I'm using gRPC with Python as client/server inside kubernetes pods... I would like to be able to launch multiple pods of the same type (gRPC servers) and let the client connect to them (randomly).
I dispatched 10 pods of the server and setup a 'service' to target them. Then, in the client, I connected to the DNS name of the service - meaning kubernetes should do the load-balancing and direct me to a random server pod. In reality, the client calls the gRPC functions (which works well) but when I look at the logs I see that all calls going to the same server pod.
I presume the client is doing some kind of DNS caching which leads to all calls being sent to the same server. Is this the case? Is there anyway to disable it and set the same stub client to make a "new" call and fetch a new ip by DNS with each call?
I am aware of the overhead I might cause if it will query the DNS server each time but distributing the load is much more important for me at the moment.
If you've created a vanilla Kubernetes service, the service should have its own load-balanced virtual IP (check if
kubectl get svc your-service
shows aCLUSTER-IP
for your service). If this is the case, DNS caching should not be an issue, because that single virtual IP should be splitting traffic among the actual backends.Try
kubectl get endpoints your-service
to confirm that your service actually knows about all of your backends.If you have a headless service, a DNS lookup will return an A record with 10 IPs (one for each of your Pods). If your client is always choosing the first IP in an A record, that would also explain the behavior you're seeing.

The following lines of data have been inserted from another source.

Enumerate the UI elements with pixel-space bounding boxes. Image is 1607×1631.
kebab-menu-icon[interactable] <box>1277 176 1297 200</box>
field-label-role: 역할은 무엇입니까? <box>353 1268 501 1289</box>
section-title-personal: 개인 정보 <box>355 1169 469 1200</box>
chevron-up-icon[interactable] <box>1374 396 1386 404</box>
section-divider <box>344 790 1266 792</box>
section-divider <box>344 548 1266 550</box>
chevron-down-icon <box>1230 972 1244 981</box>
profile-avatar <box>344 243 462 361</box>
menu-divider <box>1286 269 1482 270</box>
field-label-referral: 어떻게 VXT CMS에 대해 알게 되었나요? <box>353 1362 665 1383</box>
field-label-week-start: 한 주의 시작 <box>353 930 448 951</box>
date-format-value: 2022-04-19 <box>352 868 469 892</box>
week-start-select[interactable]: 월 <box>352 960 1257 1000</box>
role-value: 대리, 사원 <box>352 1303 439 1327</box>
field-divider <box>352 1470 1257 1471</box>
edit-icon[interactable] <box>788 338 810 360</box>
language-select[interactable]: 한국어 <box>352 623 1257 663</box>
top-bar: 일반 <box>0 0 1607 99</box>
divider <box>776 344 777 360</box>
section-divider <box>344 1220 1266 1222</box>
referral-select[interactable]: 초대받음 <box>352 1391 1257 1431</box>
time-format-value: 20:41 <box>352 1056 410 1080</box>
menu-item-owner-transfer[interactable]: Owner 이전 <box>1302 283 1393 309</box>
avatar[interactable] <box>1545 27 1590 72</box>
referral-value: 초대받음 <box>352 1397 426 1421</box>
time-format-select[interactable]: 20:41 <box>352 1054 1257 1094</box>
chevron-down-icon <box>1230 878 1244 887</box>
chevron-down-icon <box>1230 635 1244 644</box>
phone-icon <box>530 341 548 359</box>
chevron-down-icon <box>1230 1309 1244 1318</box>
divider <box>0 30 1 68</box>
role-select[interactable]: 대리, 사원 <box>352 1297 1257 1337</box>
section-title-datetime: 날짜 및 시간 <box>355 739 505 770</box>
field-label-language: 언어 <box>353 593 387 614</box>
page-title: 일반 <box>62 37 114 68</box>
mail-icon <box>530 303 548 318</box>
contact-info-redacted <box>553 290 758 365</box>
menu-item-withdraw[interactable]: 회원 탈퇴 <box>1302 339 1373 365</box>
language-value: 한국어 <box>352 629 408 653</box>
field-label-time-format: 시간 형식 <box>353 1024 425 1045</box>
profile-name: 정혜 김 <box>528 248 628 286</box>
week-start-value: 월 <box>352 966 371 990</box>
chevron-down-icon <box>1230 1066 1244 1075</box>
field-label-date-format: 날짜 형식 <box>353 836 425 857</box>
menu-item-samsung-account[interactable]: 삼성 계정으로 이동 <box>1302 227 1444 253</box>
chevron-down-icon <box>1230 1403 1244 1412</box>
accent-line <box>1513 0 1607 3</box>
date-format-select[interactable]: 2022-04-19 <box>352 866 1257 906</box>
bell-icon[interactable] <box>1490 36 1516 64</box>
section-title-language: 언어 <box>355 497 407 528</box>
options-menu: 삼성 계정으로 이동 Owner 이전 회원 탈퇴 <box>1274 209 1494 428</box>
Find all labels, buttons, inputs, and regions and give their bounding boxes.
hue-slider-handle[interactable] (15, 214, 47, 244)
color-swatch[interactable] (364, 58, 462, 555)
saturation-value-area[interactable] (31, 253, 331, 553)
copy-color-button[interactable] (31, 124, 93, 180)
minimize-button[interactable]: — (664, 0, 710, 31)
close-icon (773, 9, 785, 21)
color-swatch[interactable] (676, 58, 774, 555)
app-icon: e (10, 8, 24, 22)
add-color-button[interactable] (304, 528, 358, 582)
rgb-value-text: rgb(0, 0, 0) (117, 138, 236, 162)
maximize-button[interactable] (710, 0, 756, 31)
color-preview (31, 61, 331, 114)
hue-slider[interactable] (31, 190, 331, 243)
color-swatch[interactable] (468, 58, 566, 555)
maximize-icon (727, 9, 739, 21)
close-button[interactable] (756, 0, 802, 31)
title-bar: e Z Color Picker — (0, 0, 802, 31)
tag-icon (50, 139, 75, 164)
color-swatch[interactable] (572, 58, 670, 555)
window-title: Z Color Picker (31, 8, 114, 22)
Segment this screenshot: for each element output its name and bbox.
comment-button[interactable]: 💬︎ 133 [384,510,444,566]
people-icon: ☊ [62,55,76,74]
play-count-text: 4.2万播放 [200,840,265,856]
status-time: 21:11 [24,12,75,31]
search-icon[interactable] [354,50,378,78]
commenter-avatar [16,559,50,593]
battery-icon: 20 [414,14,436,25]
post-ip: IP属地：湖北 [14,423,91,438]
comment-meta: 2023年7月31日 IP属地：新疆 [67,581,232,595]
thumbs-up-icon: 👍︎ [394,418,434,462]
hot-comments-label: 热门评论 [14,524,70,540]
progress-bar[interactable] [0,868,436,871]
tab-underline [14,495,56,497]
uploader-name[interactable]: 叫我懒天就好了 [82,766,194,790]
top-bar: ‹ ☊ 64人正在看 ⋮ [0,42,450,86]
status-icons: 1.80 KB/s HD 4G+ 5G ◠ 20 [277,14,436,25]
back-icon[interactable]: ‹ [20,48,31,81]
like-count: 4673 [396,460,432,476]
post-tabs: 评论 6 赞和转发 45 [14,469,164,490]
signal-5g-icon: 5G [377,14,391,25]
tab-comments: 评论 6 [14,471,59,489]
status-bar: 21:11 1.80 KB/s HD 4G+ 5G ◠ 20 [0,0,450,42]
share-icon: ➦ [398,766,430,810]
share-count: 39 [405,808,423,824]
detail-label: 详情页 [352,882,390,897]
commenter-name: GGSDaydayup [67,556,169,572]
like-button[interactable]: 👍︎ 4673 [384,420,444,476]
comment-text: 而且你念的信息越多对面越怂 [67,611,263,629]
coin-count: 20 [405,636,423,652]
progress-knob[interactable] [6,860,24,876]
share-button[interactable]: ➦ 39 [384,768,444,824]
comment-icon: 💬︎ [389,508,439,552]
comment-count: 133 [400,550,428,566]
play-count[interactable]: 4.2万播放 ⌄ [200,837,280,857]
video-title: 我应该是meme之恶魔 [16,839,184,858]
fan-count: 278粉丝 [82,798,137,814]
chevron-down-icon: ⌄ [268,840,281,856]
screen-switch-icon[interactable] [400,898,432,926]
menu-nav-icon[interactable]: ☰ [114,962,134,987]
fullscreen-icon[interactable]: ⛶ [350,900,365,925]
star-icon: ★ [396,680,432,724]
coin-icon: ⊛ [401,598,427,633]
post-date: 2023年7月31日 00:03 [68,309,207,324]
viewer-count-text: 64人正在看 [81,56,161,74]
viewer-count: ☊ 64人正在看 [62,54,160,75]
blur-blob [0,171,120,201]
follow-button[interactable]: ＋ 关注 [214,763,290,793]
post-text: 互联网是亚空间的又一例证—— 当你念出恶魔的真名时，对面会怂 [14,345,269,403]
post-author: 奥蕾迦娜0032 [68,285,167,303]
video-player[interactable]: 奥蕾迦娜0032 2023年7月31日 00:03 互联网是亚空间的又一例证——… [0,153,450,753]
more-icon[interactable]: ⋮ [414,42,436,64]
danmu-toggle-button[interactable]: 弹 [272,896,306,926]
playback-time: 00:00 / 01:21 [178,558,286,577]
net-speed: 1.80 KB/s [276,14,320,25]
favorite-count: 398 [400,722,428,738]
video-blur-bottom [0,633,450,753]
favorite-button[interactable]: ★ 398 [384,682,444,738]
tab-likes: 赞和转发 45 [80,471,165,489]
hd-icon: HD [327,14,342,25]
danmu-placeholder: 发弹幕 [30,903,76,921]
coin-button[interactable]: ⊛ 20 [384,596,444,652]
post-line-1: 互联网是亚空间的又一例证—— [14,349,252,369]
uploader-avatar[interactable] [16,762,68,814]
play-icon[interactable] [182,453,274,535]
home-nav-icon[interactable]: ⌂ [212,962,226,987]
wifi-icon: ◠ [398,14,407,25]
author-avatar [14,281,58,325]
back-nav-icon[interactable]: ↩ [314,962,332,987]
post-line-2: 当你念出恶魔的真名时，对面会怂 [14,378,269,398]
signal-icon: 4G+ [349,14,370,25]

Let me take the opportunity to answer by describing how things are supposed to work.
The way client-side LB works in the gRPC C core (the foundation for all but the Java and Go flavors or gRPC) is as follows (the authoritative doc can be found here):
Client-side LB is kept simple and "dumb" on purpose. The way we've chosen to implement complex LB policies is through an external LB server (as described in the aforementioned doc). You aren't concerned with this scenario. Instead, you are simply creating a channel, which will use the (default) pick-first LB policy.
The input to an LB policy is a list of resolved addresses. When using DNS, if foo.com resolves to
[10.0.0.1, 10.0.0.2, 10.0.0.3, 10.0.0.4]
, the policy will try to establish a connection to all of them. The first one to successfully connect will become the chosen one until it disconnects. Thus the name "pick-first". A longer name could have been "pick first and stick with it for as long as possible", but that made for a very long file name :). If/when the picked one gets disconnected, the pick-first policy will move over to returning the next successfully connected address (internally referred to as a "connected subchannel"), if any. Once again, it'll continue to choose this connected subchannel for as long as it stays connected. If all of them fail, the call would fail.The problem here is that DNS resolution, being intrinsically pull based, is only triggered 1) at channel creation and 2) upon disconnection of the chosen connected subchannel.
As of right now, a hacky solution would be to create a new channel for every request (very inefficient, but it'd do the trick given your setup).
Given changes coming in Q1 2017 (see https://github.com/grpc/grpc/issues/7818) will allow clients to choose a different LB policy, namely Round Robin. In addition, we may look into introducing a "randomize" bit to that client config, which would shuffle the addresses prior to doing Round-Robin over them, effectively achieving what you intend.
Usual K8S load balancing doesn't work for gRPC. The following link explains why. https://kubernetes.io/blog/2018/11/07/grpc-load-balancing-on-kubernetes-without-tears/
Most modern ingress controllers can handle this, but they are either hot of the oven (nginx), or in alpha version (traefik), or require the latest version of K8S (Linkerd). You can do client-side load balancing, of which you can find a Java solution here.